Carme Molinero lo describe sin ambages. La dictadura se vendió a sí misma como artífice del crecimiento económico (que en realidad fue un fenómeno global). Se colgó medallas por la Seguridad Social, por la vivienda, por el desarrollismo tardío. Todo mientras la miseria y el atraso estructural devoraban más de medio régimen.
No se trata solo de manipulación histórica. Se trata de un ecosistema que fue diseñado para perdurar.
Los centros educativos no profundizan en el franquismo (lo certifican múltiples estudios). La derecha política evita la confrontación real con el legado del régimen. Y el revisionismo —de Pío Moa al negacionismo transversal del Parlamento— encontró avenida libre para colarse en el mainstream.

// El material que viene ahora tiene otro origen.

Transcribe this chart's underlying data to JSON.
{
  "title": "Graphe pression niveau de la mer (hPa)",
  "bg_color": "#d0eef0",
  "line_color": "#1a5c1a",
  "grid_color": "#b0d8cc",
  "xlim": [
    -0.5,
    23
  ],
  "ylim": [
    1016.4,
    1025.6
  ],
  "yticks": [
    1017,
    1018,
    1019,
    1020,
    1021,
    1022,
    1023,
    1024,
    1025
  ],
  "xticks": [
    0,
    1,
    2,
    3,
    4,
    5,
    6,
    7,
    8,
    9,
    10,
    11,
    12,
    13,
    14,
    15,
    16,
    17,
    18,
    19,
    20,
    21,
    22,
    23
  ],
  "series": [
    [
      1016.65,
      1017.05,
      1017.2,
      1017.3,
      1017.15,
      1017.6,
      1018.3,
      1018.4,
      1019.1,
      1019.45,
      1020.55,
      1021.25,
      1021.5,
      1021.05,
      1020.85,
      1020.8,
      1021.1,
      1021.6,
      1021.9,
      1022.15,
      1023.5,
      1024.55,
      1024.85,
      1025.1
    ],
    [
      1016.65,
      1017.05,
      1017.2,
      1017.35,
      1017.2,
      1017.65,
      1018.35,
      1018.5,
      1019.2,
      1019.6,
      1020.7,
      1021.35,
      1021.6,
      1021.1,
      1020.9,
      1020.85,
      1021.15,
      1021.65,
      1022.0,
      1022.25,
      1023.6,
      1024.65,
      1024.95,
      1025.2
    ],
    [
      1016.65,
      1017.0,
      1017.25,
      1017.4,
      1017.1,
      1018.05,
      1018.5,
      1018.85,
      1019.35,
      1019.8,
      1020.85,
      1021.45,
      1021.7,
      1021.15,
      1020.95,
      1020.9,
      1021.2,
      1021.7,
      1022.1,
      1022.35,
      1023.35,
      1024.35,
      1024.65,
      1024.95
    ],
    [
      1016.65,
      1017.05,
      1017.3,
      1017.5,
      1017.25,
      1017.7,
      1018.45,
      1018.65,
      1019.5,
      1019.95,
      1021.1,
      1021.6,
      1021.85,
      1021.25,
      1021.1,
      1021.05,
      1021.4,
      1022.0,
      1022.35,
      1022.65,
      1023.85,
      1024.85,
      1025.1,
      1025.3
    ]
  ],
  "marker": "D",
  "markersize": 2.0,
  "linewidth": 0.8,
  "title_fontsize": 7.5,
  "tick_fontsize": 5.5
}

Porque el PP nunca quiso mirar a esa fosa común. Como recuerda Molinero, Alianza Popular nació defendiendo el franquismo. Y cuando la memoria se volvió asunto público, optó por la estrategia más eficaz: el silencio. “No reabrir heridas”. La forma amable de decir que España debe seguir conviviendo con los huesos bajo sus carreteras.
Hoy, medio siglo después, las y los jueces que aplican leyes de memoria conviven con diputados que niegan el golpe del 36. Con tertulianos que citan el desarrollismo como si no hubiera cárceles. Con miles de familias que todavía buscan a sus muertos, mientras una parte del país aplaude a quien los asesinó.
Cada 20N las imágenes se repiten. Brazos en alto. Camisas azules. Cánticos. Sonidos del pasado que nunca debieron sobrevivir a la Transición, pero que hoy vuelven cómodamente instalados en el prime time de la política española.
Medio siglo sin Franco. Y un país donde nunca terminó de irse.
España no está discutiendo el pasado. Está discutiendo su propio presente. Y lo está perdiendo.